As ditaduras militares latino-americanas foram sempre aceites com alguma compreensão pela direita europeia e entusiasticamente apoiadas pelos Estados Unidos e pela Igreja Católica. Nunca os ouvi condenar a censura, os crimes hediondos das ditaduras militares do Chile ou da Argentina, as torturas, a subjugação dos povos indígenas. Pelo contrário, ouvi-os respirar com algum alívio quando Pinochet conseguiu escapar às malhas da justiça, com o seu velado apoio.
Quando os países latino-americanos começaram a tentar libertar-se das ditaduras, a imprensa ocidental começou logo a encontrar ditadores em cada um dos líderes democraticamente eleitos. Não me consta que Chavez tenha torturado e mandado matar os seus adversários políticos. O mesmo não se pode dizer de Uribe, o aliado dos EUA, que perseguiu e mandou matar vários sindicalistas. Não li uma linha sobre isso na imprensa portuguesa.
Curiosamente, também se calou poucos dias depois de uma trupe de militares ter expulso o presidente das Honduras, mas deu grande relevo ao encerramento de algumas rádios locais, ordenada por Chavez.
A Rádio Federal de Buenos Aires divulgou há tempos uma extensa lista de canções, cuja difusão foi proibida pela ditadura militar. Nem uma linha na imprensa portuguesa. Interessa-me pouco a liberdade de imprensa, quando vejo a morte de pessoas que me são queridas ser escamoteada, ou branqueada, com o conluio silencioso da imprensa nacional.
Ou quando não dá o devido relevo ao facto de as grandes multinacionais do desporto , como a Nike ou a Adidas, terem escrito a Hillary Clinton, pedindo “a restauração da democracia nas Honduras” quando perceberam que o apoio aos golpistas lhes estava a provocar incomensuráveis prejuízos.
Não faltam relatos sobre as sanguinolentas ditaduras latino-americanas mas, curiosamente, alguma imprensa portuguesa, especializada no copy paste do que se passa além fronteiras, insurge-se contra pretensos ditadores bolivarianos, cujo único crime é pretenderem libertar os seus povos do jugo americano e da exploração de multinacionais pouco escrupulosas.

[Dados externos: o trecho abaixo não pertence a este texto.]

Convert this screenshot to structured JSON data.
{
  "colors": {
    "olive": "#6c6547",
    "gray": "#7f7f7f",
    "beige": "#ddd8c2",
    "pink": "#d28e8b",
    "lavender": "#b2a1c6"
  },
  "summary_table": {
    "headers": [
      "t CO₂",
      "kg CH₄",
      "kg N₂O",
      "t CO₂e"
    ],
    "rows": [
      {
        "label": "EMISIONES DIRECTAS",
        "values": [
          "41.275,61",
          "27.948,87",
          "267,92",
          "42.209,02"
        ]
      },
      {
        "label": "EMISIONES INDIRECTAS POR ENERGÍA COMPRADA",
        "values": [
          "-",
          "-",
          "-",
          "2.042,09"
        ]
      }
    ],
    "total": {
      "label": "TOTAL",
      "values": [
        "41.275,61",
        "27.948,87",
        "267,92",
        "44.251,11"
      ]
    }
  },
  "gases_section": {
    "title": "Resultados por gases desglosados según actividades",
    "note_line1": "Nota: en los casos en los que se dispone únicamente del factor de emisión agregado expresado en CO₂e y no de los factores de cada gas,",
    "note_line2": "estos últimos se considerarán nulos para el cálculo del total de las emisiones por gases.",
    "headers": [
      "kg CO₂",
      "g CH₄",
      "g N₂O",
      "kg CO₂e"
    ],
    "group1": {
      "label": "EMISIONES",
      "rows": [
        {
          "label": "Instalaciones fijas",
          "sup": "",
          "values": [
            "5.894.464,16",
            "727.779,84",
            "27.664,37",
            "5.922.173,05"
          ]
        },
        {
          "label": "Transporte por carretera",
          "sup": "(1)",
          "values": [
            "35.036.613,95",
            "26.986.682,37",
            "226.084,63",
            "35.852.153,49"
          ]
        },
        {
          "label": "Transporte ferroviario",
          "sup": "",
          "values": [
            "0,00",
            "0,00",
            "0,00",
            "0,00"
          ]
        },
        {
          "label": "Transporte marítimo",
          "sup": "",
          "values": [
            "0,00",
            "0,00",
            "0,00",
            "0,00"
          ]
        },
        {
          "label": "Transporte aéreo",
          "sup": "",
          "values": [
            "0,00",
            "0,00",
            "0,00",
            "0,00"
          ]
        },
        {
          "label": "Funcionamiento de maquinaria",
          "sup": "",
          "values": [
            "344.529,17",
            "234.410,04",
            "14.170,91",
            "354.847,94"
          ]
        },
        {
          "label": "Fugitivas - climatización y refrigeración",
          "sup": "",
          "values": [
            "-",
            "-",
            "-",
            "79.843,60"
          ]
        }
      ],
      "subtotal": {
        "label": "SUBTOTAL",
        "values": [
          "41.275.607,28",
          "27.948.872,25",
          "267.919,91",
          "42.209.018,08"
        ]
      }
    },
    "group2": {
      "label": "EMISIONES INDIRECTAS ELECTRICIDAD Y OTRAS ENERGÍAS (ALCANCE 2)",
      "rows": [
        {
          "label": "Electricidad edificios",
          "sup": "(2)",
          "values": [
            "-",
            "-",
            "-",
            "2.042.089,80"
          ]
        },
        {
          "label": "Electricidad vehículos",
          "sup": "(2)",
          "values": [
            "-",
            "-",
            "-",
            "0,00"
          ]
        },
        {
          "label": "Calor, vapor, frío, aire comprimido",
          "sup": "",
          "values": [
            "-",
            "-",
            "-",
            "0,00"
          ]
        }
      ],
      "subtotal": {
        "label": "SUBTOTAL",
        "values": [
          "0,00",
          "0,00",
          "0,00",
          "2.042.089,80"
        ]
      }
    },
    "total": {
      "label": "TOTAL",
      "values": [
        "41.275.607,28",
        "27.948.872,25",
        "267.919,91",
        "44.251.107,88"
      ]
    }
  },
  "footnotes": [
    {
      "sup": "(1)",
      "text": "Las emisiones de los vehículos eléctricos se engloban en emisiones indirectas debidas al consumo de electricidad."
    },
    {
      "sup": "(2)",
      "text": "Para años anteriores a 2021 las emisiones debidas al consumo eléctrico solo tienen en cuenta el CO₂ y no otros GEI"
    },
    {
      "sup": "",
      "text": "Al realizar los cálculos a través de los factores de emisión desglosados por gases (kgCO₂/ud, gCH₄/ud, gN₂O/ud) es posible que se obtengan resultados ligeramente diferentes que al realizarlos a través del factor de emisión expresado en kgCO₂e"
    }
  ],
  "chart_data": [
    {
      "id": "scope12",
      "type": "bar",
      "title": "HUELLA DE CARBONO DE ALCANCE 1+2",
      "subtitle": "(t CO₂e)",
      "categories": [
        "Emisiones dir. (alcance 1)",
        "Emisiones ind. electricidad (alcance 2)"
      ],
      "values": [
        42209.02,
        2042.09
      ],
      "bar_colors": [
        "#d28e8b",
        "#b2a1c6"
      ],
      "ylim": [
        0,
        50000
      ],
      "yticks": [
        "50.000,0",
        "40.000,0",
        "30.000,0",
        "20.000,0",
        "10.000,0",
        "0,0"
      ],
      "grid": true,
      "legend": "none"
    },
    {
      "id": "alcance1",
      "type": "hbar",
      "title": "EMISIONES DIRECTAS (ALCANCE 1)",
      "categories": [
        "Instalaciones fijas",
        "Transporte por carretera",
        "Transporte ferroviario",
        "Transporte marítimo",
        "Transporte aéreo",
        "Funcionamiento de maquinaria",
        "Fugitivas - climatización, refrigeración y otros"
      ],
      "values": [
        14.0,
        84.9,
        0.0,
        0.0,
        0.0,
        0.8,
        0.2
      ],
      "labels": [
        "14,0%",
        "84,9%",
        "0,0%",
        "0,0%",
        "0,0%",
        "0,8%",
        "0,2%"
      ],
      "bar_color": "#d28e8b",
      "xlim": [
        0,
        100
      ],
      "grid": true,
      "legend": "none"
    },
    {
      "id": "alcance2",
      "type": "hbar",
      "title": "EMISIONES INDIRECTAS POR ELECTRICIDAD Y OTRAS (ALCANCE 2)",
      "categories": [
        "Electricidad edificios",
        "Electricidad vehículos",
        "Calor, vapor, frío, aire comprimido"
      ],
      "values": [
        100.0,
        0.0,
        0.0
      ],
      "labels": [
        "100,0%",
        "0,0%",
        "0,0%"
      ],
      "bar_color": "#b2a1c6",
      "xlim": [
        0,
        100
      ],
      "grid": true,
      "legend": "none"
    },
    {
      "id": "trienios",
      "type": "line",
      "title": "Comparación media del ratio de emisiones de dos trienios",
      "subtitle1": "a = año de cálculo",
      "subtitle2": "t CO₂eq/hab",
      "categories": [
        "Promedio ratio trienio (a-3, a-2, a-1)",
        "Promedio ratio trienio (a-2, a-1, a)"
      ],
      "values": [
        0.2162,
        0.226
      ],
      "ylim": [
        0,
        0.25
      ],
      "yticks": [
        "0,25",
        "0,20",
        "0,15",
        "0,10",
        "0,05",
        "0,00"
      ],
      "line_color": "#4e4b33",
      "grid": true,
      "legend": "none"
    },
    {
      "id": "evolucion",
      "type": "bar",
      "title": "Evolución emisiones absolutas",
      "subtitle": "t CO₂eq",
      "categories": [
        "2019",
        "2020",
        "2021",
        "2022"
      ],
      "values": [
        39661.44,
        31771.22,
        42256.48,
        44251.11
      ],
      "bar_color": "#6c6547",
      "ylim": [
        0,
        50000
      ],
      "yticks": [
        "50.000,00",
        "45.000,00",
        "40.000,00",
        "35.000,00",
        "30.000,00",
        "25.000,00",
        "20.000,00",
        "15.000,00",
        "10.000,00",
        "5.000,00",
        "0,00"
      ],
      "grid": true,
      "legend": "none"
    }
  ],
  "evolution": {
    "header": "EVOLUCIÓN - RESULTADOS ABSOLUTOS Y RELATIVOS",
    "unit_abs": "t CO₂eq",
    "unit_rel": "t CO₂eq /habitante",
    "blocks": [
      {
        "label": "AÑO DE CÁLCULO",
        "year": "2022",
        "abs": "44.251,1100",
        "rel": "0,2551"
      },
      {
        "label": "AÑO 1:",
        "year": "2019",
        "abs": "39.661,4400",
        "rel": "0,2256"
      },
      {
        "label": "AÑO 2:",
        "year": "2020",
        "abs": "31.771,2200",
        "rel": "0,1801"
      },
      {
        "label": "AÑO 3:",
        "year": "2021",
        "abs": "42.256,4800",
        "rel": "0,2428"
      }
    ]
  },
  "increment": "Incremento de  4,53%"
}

Corre-me nas veias sangue de vítimas das ditaduras latino-americanas. Conheci, pessoalmente, alguns dos desaparecidos durante a ignóbil ditadura argentina, que enchia helicópteros com dissidentes, para os lançar nas águas do Atlântico, ao largo de Península Valdez. Isso impressiona-me muito mais do que o encerramento de algumas rádios locais. Penso que aos latino-americanos, também. Não me refiro aos imigrantes, descendentes de europeus, que para lá foram fazer a sua vida. É mesmo dos latino-americanos que falo.